45歳の春なのだ

本日5月20日に45歳になる。
多くの人がそうであると思うのだが、こうやって歳を重ねる自分の姿というのは若いときは想像しにくい。45歳の自分が若いときには想像できなかった。何より自分がこんな年齢になるまで生きていると思えなかったので、不思議な感覚である。

死のうと思っていた。ことしの正月、よそから着物を一反もらった。お年玉としてである。着物の布地は麻であった。鼠色のこまかい縞目しまめが織りこめられていた。これは夏に着る着物であろう。夏まで生きていようと思った。
太宰治『葉』青空文庫

という太宰治のように自分が生きていくのに言い訳をしながら、歳を重ねていく感覚で、毎年のようにこの気持を更新してこの年齢になったような気がする。

幸いなことに45歳を迎える前に全ての借金(といっても学費だが)を返済し終え、やっとこれから終の棲家を探そうという気分にもなり、もう少し自分に優しく生きようと思えるようになった。好きな歌を歌い、好きな本を読み、好きなことを教えようと思えるようになった。無粋なことをいうと、自分の人生の中で「借金が全くない」という状態になったのは初めての経験で、これからやっと自分の好きなことのためだけに時間やお金を使えるのだと思うと、初めて自分のことを「よくやってきたなぁ」と褒めたい気分になった。
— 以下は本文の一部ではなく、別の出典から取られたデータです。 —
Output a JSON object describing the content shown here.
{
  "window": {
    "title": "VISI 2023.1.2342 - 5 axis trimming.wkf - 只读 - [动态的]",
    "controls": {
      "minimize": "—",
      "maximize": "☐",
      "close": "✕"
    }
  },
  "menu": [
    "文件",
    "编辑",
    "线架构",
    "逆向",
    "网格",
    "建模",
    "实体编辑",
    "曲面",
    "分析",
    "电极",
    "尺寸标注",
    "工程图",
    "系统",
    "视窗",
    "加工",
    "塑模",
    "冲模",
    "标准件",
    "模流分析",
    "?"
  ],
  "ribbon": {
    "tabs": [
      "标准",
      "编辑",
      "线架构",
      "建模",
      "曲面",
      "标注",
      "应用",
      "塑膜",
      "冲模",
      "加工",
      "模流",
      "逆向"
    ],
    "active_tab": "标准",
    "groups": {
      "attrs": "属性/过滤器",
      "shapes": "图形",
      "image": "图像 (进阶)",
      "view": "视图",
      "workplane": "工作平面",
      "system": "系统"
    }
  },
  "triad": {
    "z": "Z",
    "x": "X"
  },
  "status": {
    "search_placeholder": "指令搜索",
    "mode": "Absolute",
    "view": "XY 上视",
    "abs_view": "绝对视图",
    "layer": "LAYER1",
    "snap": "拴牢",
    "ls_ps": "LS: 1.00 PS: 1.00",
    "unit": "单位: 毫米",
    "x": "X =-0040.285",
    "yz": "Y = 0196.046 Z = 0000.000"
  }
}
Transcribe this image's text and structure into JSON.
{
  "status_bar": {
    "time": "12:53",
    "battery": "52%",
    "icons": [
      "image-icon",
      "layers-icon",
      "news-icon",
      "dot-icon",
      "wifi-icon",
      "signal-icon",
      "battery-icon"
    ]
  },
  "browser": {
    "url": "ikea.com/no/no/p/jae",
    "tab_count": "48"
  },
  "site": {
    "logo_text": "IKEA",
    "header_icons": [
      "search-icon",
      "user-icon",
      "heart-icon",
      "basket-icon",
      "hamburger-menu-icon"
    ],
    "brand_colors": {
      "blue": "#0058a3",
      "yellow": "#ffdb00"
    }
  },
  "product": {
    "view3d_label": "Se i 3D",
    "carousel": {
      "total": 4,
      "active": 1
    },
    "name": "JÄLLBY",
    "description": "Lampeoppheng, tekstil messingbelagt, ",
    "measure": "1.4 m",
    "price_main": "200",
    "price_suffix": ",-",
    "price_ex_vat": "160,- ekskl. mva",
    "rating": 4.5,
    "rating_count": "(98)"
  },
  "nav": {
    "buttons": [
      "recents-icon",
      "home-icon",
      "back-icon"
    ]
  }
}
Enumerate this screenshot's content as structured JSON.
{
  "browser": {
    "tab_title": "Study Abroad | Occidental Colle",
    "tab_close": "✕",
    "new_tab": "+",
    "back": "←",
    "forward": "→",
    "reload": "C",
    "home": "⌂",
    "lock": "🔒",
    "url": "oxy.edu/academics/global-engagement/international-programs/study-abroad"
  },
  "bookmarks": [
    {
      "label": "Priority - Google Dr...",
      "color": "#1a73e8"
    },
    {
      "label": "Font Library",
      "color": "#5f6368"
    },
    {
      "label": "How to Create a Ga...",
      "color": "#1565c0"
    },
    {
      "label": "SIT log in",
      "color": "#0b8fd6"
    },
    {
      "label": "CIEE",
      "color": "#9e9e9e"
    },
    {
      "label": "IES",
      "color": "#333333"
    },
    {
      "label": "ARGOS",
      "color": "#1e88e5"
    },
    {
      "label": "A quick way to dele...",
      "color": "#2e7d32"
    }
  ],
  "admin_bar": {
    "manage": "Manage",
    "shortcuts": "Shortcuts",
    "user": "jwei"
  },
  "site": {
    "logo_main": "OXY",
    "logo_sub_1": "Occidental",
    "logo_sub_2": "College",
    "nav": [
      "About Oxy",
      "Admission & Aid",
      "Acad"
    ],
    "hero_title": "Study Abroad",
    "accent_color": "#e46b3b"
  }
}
どうして自分がこんな長生きができたのかわらかない。30歳前に死ぬと思っていたので、本当に不思議だ。そして45歳まで、と決めていた自分の生き方のテーマがあったのだが、もうそれもおしまいで新しいステージに進まなくてはならないと思うようになった。妻と過ごせる時間もあと20年であるし、ゆっくりと妻との時間を大切に過ごそうと思う。ここまできたら65歳ぐらいまでは元気に過ごして、のこり20年しかない妻との時間を大切に過ごそうと思えるようにもなった。

これもまたこれまでの僕になかった発想なのだが、これからの20年を生きるために、体のケアも十分にしなきゃいかんなぁ、という気になった。

その手始めとして、昨年度までのタイでの研究生活を終えると同時に「あの」ライザップに通うことにした。そのきっかけは昨年10月にほぼ15年ぶりに僕の右手の執刀医とチェンマイで会い、右手の神経痛について診察をしてもらったこと。僕の右手は思ったより筋力の衰えが進んでおり、このままだと楽器も持てなくなるのも時間の問題だと告げられた。右手の事故以来、痛みもあって筋力維持のための努力を怠ってきたことが原因なのだろう。
当初僕はライザップについて、かつてのダイエット教室みたいなものをイメージしていたのだが、僕の周囲の知人二人がライザップに通いその効果を間近に見て少し考え方を改めた。知人の一人はテレビCMどおりにダイエットに成功し、もう一人は「体重は変わらないが、筋力がついた」状態になったのだった。「ダイエット教室」ではなく、「個別制プライベートジム」なんだということも理解出来た。これまでに都城のジムに通った経験や、タイでもこまめに走ったり筋トレを行っていた経験からすると、自己流には限界があることもわかっており、やはりコストはかかってもマンツーマンでマシーンの使い方を丁寧に教えてもらい筋肉の追い込み方や筋肉の調整の仕方を教わることが必要だと自分でも良く分かっていた。これが東京やバンコクなら、ライザップ以外の選択肢もあったのだろうが、ライザップ同様のプライベートジムは宮崎にないようで(または僕のネットワークでは見つけることができなかった)ために宮崎市内のライザップに通うことになった。

通い始めて、まだ1ヶ月のトレーニングの途中なのだが、結果からいうとこれが大正解で身体に関する全ての数値が改善されつつある。学生からは「担任業務はそんなに辛いんですか?」と心配されるほど急激に痩せ、全てのスーツのスラックスがぶかぶかになってしまった。お腹の肉が落ちるのと同時に筋肉がつきお腹の6パックもうっすらと見えてきて、そして障がいのある右手に筋肉がついて一回り近く太くなった。このままうまく続けられれば、もう少しトロンボーンを吹くことも続けられそうである。

ともあれ、僕はこうやってもう少しだけ、生きれそうな気がする。

45歳の中年まっさかりになって、少しは「生きてやるぞ」と振る舞えるようになれて、生きていくこともそんなに悪くないと思えるようになった。そんな45歳の春でした。